Japanese conglomerate ASO Group closed Thursday on its purchase of the Google-leased Spruce Goose Hangar in Playa Vista. The investment firm, in a deal that was first reported by The Real Deal on Tuesday, paid between $300 million and $320 million for the hangar and three surrounding buildings. Sources familiar with the firm said ASO is targeting further acquisitions in California, looking at similar properties.
TRD reported on Tuesday that the seller, a partnership between Ratkovich Company and Penwood Real Estate Investment Management, was in advanced discussions to sell the property to a Japanese investor. The Los Angeles Times first identified the name of the buyer earlier today.
This is ASO’s first purchase in the United States, said Reid Mackay of Tokyo-based brokerage EGW Asset Management, who represented the firm in the deal.
The company, which was established in 1872, has more than 10,000 employees, according to its website. It invests primarily in infrastructure, private hospitals and healthcare. Its real estate investment strategy involves focusing on properties with long-term triple-net leases, and it has invested in properties in London over the last five years, including triple-net-leased hotels. Most of its holdings, however, are in Japan.

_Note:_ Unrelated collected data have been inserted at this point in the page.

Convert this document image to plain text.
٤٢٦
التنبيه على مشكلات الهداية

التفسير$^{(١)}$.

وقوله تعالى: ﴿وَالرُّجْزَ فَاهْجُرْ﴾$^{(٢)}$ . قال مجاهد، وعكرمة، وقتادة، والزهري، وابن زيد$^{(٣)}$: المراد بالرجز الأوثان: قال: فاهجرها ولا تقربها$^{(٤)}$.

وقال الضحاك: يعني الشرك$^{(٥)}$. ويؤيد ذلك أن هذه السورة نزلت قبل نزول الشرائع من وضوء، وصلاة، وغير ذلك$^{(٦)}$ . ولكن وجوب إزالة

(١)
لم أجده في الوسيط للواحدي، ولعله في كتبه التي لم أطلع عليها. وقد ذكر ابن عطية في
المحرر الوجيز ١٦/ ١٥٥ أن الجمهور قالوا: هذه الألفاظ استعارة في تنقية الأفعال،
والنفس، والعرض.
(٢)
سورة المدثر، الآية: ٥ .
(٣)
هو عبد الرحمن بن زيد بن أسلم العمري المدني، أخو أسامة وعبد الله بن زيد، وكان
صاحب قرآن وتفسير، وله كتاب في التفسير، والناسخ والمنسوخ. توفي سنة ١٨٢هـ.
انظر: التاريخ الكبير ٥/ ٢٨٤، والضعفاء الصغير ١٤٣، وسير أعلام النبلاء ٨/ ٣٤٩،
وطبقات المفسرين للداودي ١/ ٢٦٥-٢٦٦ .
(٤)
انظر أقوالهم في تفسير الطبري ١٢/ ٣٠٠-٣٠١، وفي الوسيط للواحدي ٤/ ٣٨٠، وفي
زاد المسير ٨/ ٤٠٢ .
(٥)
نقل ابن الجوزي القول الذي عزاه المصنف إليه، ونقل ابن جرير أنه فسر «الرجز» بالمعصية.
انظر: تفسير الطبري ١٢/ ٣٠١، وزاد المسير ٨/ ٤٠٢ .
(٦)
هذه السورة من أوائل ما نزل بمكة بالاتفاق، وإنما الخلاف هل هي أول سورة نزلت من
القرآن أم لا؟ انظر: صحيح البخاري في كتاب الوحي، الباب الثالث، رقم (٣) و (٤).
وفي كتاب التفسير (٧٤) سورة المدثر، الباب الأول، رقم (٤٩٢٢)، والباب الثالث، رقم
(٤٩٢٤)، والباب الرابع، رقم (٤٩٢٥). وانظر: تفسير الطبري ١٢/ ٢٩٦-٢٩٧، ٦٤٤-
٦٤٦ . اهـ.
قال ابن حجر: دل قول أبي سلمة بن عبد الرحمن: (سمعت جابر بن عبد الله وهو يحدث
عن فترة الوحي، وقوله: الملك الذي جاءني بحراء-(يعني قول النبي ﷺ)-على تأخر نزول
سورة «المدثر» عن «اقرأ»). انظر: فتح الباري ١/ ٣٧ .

ASO “definitely wants to keep focusing on California,” Mackay said in an interview with TRD Friday. “They are looking for similar properties with long-term leases.”
HFF’s John Crump, Andrew Harper, Michael Leggett, Doug Bond, and Ryan Gallagher represented the seller, but did not respond to requests for comment. Representatives for Ratkovich couldn’t be reached.
Ratkovich and Penwood had been shopping the four-building, 358,000-square-foot complex at 12475 West Bluff Creek Drive, known as the Hercules Campus West, since October. Ratkovich acquired the Hangar, along with 10 other buildings, for $32.4 million in 2010.
Google, which has a base rent of $11 million a year, can expand the hangar to over 500,000 square feet in its buildout of the space, according to marketing materials from October seen by TRD. Its rent is 50 percent below market-rate and will increase 3 percent every year.
The technology giant has an option to buy the hangar during the 16th year of its lease, which began in August 2016, according to the listing memo.